Batch fermentations of C. thermocellum ATCC 27405 wild-type strain were conducted in 3L BioStat B jacketed glass fermentors (Sartorius Stedim Biotech, Bohemia, NY) using a 2L working volume of MTC medium (mineral salt medium containing 1g/L yeast extract; [16]) at 58C and 300rpm, with pH controlled at 7.0 using 3N NaOH. Fermentors with medium containing only the carbon substrate, 5g/L crystalline cellulose (Avicel® PH105, FMC Biopolymer, Philadelphia, PA), were sparged with ultra-high purity nitrogen and vigorously agitated overnight, followed by addition of the remaining medium components and sparged for an additional 2-3hrs with nitrogen gas. A 10% v/v inoculum of overnight (16-20hrs) 5g/L Avicel® bottle cultures was used to inoculate the fermentors and the gas inlet/exhaust lines were clamped post inoculation.
Extracted molecule
total RNA
Extraction protocol
Fermentation samples for RNA isolation were harvested by spinning down ~30mL culture in 50mL Oak Ridge tubes at 8000 rpm and 4C for 10-15mins and the supernatant was discarded.
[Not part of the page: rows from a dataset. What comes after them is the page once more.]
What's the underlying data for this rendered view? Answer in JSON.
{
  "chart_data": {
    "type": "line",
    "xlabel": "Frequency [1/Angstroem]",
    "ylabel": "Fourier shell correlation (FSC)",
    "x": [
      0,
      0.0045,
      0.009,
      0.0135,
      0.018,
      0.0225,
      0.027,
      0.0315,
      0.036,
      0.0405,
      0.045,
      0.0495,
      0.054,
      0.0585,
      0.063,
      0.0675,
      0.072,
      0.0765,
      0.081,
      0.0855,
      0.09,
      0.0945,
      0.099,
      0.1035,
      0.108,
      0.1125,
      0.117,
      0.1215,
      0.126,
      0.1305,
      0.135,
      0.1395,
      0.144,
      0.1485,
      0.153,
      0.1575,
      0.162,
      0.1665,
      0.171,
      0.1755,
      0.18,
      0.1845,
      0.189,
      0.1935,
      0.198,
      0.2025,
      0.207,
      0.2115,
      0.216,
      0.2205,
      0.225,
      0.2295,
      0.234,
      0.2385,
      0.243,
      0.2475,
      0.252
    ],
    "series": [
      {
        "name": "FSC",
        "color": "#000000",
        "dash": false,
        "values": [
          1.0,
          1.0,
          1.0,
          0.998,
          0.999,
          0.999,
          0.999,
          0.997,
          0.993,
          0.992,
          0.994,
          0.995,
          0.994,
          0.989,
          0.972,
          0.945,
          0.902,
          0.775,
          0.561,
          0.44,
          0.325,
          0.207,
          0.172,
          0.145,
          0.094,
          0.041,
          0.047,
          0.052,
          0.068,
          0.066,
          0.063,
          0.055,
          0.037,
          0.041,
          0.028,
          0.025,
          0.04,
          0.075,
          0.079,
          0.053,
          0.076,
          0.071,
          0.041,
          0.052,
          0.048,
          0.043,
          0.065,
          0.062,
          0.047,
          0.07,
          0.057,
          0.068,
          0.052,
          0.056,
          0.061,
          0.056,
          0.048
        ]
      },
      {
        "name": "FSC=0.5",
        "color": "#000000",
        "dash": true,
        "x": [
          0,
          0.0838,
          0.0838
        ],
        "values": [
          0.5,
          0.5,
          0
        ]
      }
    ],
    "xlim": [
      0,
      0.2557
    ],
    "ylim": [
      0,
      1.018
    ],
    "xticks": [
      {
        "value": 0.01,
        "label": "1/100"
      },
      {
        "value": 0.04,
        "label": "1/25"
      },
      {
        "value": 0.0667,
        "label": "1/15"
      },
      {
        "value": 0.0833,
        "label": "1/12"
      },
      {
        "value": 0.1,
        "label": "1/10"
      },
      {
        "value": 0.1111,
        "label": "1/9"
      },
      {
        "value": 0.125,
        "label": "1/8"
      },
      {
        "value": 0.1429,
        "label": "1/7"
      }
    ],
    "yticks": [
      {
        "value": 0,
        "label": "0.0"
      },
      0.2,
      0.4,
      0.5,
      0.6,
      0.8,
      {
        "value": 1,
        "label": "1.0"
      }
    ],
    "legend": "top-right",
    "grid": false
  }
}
The solid pellet fraction containing cells and any residual Avicel® was resuspended in 1mL of TRIzol (Invitrogen, Carlsbad, CA), flash frozen in liquid nitrogen and stored at -80C until further use. Total RNA was extracted from the cell pellets as follows. Briefly, the frozen cell solution in TRIzol was thawed on ice and the cell solution (~1mL) was added to a 2mL tube containing 1mL of 0.1mm glass beads (BioSpec Products, Bartlesville, OK) ashed at 250C overnight. Cells were lysed by rapid agitation of the tubes at 6500rpm for 1min in three 20s-On/20s-Off cycles using the Precellys® bead beater (Bertin Technologies, France). Subsequently, the cell lysate (~0.8mL) in TRIzol was phase separated by addition of 200uL chloroform and the RNA was precipitated by addition of 500uL 100% isopropanol. The precipitated RNA pellet was washed with 1mL of 75% ethanol and resuspended in 100uL of RNase-free water. Any contaminating DNA was digested by in-solution DNase-I (Qiagen, Valencia, CA) treatment and the RNA sample was cleaned using the RNeasy mini kit (Qiagen, Valencia, CA) as per manufacturer’s instructions.
Label
Cy3
Label protocol
The 6hr time-point total RNA sample was used as the reference and all other time-point samples (8, 10, 12, 14, 16hr) were compared to the reference in cDNA/cDNA arrays. For each time-point comparison, equal amount of the extracted total RNA samples was labeled with Cy3-dUTP/Cy5-dUTP fluorescent dyes (GE Healthcare, Piscataway, NJ), mixed and hybridized onto custom oligo-arrays in dye swap experiments as described earlier [Chhabra SR, J Bacteriol., 2006 188(5); PMID 16484192].
Hybridization protocol
For each time-point comparison, equal amount of the extracted total RNA samples was labeled with Cy3-dUTP/Cy5-dUTP fluorescent dyes (GE Healthcare, Piscataway, NJ), mixed and hybridized onto custom oligo-arrays in dye swap experiments as described earlier [Chhabra SR, J Bacteriol., 2006 188(5); PMID 16484192].
Scan protocol
Microarray slides were scanned in ScanArray Express scanner (Perkin Elmer, Waltham, MA) and signals were quantified in ImaGene version 6.0 (BioDiscovery Inc., El Segundo, CA).
Description
Microarrays containing 2980 unique and 10 group 70-mer oligonucleotide probes representing ~97% of the 3163 Open Reading Frames (ORFs) in the 2003 draft assembly of C. thermocellum ATCC 27405 were constructed as described earlier [Brown SD et al., Appl Biochem Biotechnol 2007 137-140(1-12); PMID: 18478424]. The probe sequences were later compared to the completed genome sequence using reciprocal BLAST analysis and assigned new ORF numbers. Based on the comparison, 79 probes which did not have any BLAST hits and 108 probes that only had partial hits to annotated ORFs in the closed genome were either excluded or marked-up during downstream data analysis. Cy3_13454094
Data processing
Statistical data analysis was conducted using JMP Genomics software (SAS Institute Inc., Cary, NC). The array signal intensities were background-corrected, log2-transformed and data for duplicated probes on the arrays were averaged and normalized using the Data-Standardize method. Low-quality array data were discarded based on scatter plots, correlation coefficients, principal component analysis and other quality control criteria. One-way ANOVA analysis was conducted with the 6hr samples as the control at a False Discovery Rate of 2% (P-value < 0.01) to identify differentially expressed genes of statistical significance. ANOVA analysis data are linked as a supplementary file on the Series record.